Me eché una mano a la cabeza. «¿Y ahora qué?» No quería hacer eso. Llevaba casi tres meses trabajando en ella, ya había solucionado lo de la hoja, y ahora esto. Quise echarle la culpa al demonio, pero sabía que había sido todo por mi reacción desmedida. Y aunque podía haber existido una posibilidad de arreglarlo, en ese momento estaba tan angustiado, nervioso y fuera de mí que no era capaz de verla. Así que me eché al suelo y, hecho un ovillo, apreté los dientes para contener la profunda rabia que corría dentro de mí y, cuando se extinguió, fui capaz de pensar con claridad.

Entonces me levanté. Respiré hondo en cada movimiento. Y antes de separarme de la estatua, no sé qué me pasó, tuve el impulso incontrolable de golpearla repetidamente hasta que me sangraron los nudillos y me eché a llorar.

Volví a la cocina, recogí el estropicio entre lágrimas y encendí los fogones para prepararme la infusión.

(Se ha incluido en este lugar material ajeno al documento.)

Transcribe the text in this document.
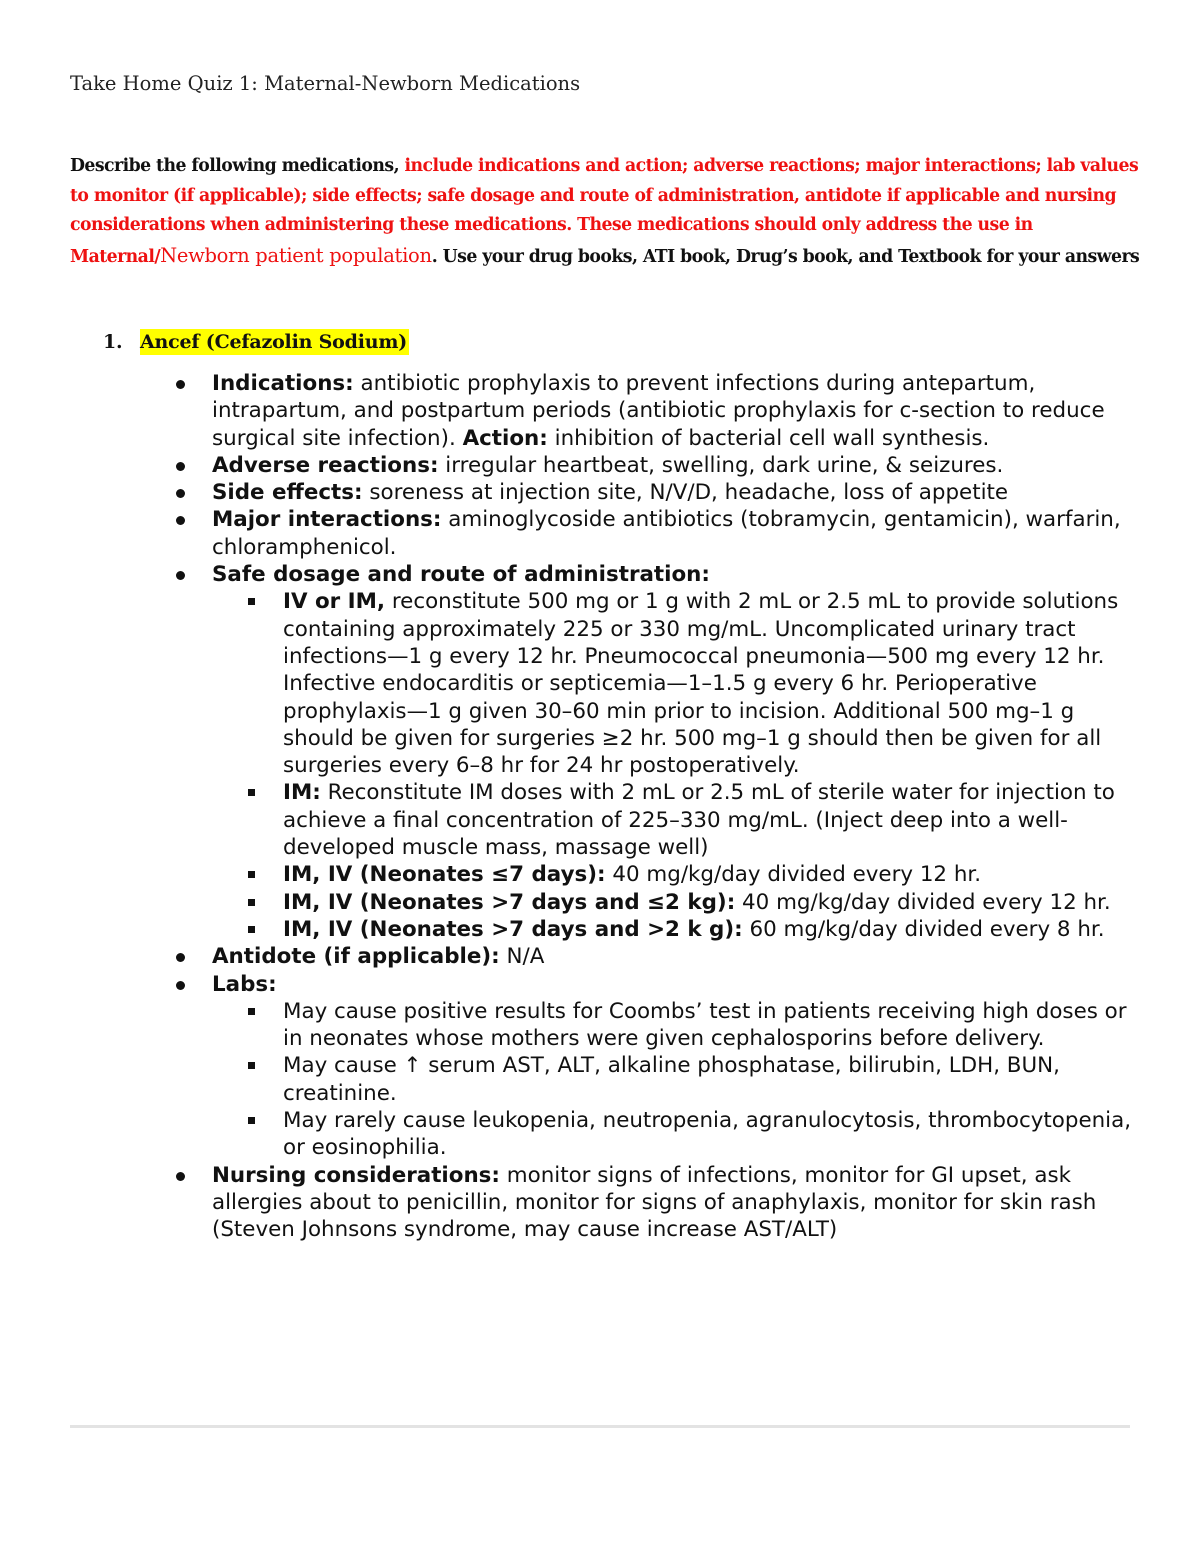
Take Home Quiz 1: Maternal-Newborn Medications
Describe the following medications, include indications and action; adverse reactions; major interactions; lab values to monitor (if applicable); side effects; safe dosage and route of administration, antidote if applicable and nursing considerations when administering these medications. These medications should only address the use in Maternal/Newborn patient population. Use your drug books, ATI book, Drug’s book, and Textbook for your answers
1. Ancef (Cefazolin Sodium)
Indications: antibiotic prophylaxis to prevent infections during antepartum, intrapartum, and postpartum periods (antibiotic prophylaxis for c-section to reduce surgical site infection). Action: inhibition of bacterial cell wall synthesis.
Adverse reactions: irregular heartbeat, swelling, dark urine, & seizures.
Side effects: soreness at injection site, N/V/D, headache, loss of appetite
Major interactions: aminoglycoside antibiotics (tobramycin, gentamicin), warfarin, chloramphenicol.
Safe dosage and route of administration:
IV or IM, reconstitute 500 mg or 1 g with 2 mL or 2.5 mL to provide solutions containing approximately 225 or 330 mg/mL. Uncomplicated urinary tract infections—1 g every 12 hr. Pneumococcal pneumonia—500 mg every 12 hr. Infective endocarditis or septicemia—1–1.5 g every 6 hr. Perioperative prophylaxis—1 g given 30–60 min prior to incision. Additional 500 mg–1 g should be given for surgeries ≥2 hr. 500 mg–1 g should then be given for all surgeries every 6–8 hr for 24 hr postoperatively.
IM: Reconstitute IM doses with 2 mL or 2.5 mL of sterile water for injection to achieve a final concentration of 225–330 mg/mL. (Inject deep into a well-developed muscle mass, massage well)
IM, IV (Neonates ≤7 days): 40 mg/kg/day divided every 12 hr.
IM, IV (Neonates >7 days and ≤2 kg): 40 mg/kg/day divided every 12 hr.
IM, IV (Neonates >7 days and >2 k g): 60 mg/kg/day divided every 8 hr.
Antidote (if applicable): N/A
Labs:
May cause positive results for Coombs’ test in patients receiving high doses or in neonates whose mothers were given cephalosporins before delivery.
May cause ↑ serum AST, ALT, alkaline phosphatase, bilirubin, LDH, BUN, creatinine.
May rarely cause leukopenia, neutropenia, agranulocytosis, thrombocytopenia, or eosinophilia.
Nursing considerations: monitor signs of infections, monitor for GI upset, ask allergies about to penicillin, monitor for signs of anaphylaxis, monitor for skin rash (Steven Johnsons syndrome, may cause increase AST/ALT)
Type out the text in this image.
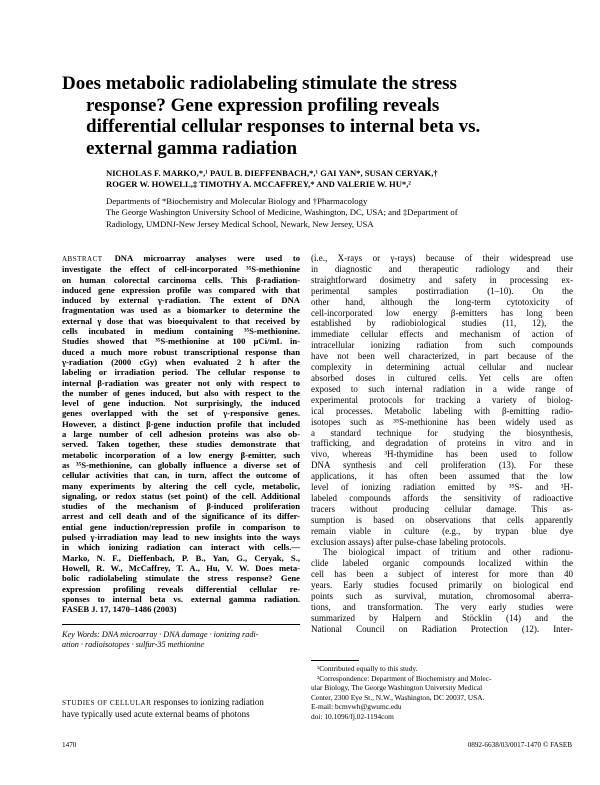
Does metabolic radiolabeling stimulate the stress
response? Gene expression profiling reveals
differential cellular responses to internal beta vs.
external gamma radiation
NICHOLAS F. MARKO,*,¹ PAUL B. DIEFFENBACH,*,¹ GAI YAN*, SUSAN CERYAK,†
ROGER W. HOWELL,‡ TIMOTHY A. MCCAFFREY,* AND VALERIE W. HU*,²
Departments of *Biochemistry and Molecular Biology and †Pharmacology
The George Washington University School of Medicine, Washington, DC, USA; and ‡Department of
Radiology, UMDNJ-New Jersey Medical School, Newark, New Jersey, USA
ABSTRACT DNA microarray analyses were used to
investigate the effect of cell-incorporated ³⁵S-methionine
on human colorectal carcinoma cells. This β-radiation-
induced gene expression profile was compared with that
induced by external γ-radiation. The extent of DNA
fragmentation was used as a biomarker to determine the
external γ dose that was bioequivalent to that received by
cells incubated in medium containing ³⁵S-methionine.
Studies showed that ³⁵S-methionine at 100 μCi/mL in-
duced a much more robust transcriptional response than
γ-radiation (2000 cGy) when evaluated 2 h after the
labeling or irradiation period. The cellular response to
internal β-radiation was greater not only with respect to
the number of genes induced, but also with respect to the
level of gene induction. Not surprisingly, the induced
genes overlapped with the set of γ-responsive genes.
However, a distinct β-gene induction profile that included
a large number of cell adhesion proteins was also ob-
served. Taken together, these studies demonstrate that
metabolic incorporation of a low energy β-emitter, such
as ³⁵S-methionine, can globally influence a diverse set of
cellular activities that can, in turn, affect the outcome of
many experiments by altering the cell cycle, metabolic,
signaling, or redox status (set point) of the cell. Additional
studies of the mechanism of β-induced proliferation
arrest and cell death and of the significance of its differ-
ential gene induction/repression profile in comparison to
pulsed γ-irradiation may lead to new insights into the ways
in which ionizing radiation can interact with cells.—
Marko, N. F., Dieffenbach, P. B., Yan, G., Ceryak, S.,
Howell, R. W., McCaffrey, T. A., Hu, V. W. Does meta-
bolic radiolabeling stimulate the stress response? Gene
expression profiling reveals differential cellular re-
sponses to internal beta vs. external gamma radiation.
FASEB J. 17, 1470–1486 (2003)
Key Words: DNA microarray · DNA damage · ionizing radi-
ation · radioisotopes · sulfur-35 methionine
STUDIES OF CELLULAR responses to ionizing radiation
have typically used acute external beams of photons
(i.e., X-rays or γ-rays) because of their widespread use
in diagnostic and therapeutic radiology and their
straightforward dosimetry and safety in processing ex-
perimental samples postirradiation (1–10). On the
other hand, although the long-term cytotoxicity of
cell-incorporated low energy β-emitters has long been
established by radiobiological studies (11, 12), the
immediate cellular effects and mechanism of action of
intracellular ionizing radiation from such compounds
have not been well characterized, in part because of the
complexity in determining actual cellular and nuclear
absorbed doses in cultured cells. Yet cells are often
exposed to such internal radiation in a wide range of
experimental protocols for tracking a variety of biolog-
ical processes. Metabolic labeling with β-emitting radio-
isotopes such as ³⁵S-methionine has been widely used as
a standard technique for studying the biosynthesis,
trafficking, and degradation of proteins in vitro and in
vivo, whereas ³H-thymidine has been used to follow
DNA synthesis and cell proliferation (13). For these
applications, it has often been assumed that the low
level of ionizing radiation emitted by ³⁵S- and ³H-
labeled compounds affords the sensitivity of radioactive
tracers without producing cellular damage. This as-
sumption is based on observations that cells apparently
remain viable in culture (e.g., by trypan blue dye
exclusion assays) after pulse-chase labeling protocols.
The biological impact of tritium and other radionu-
clide labeled organic compounds localized within the
cell has been a subject of interest for more than 40
years. Early studies focused primarily on biological end
points such as survival, mutation, chromosomal aberra-
tions, and transformation. The very early studies were
summarized by Halpern and Stöcklin (14) and the
National Council on Radiation Protection (12). Inter-
¹Contributed equally to this study.
²Correspondence: Department of Biochemistry and Molec-
ular Biology, The George Washington University Medical
Center, 2300 Eye St., N.W., Washington, DC 20037, USA.
E-mail: bcmvwh@gwumc.edu
doi: 10.1096/fj.02-1194com
1470	0892-6638/03/0017-1470 © FASEB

Mientras esperaba a que se calentara el agua, vertí un chorro de vodka en un vaso y me lo bebí de un trago y, no habiendo quedado satisfecho, le di otro trago a la botella.

La sensación de desespero no desaparecía. Con la ultima lágrima, eché un vistazo a mi alrededor, y como una sugerencia mi vista se topó con un refulgente cuchillo afilado. Supe en seguida lo que tenía que hacer, y me dirigí cojeando hacia el almacén, donde guardaba, bajo una sábana, el último recuerdo bueno que conservaba de Darek.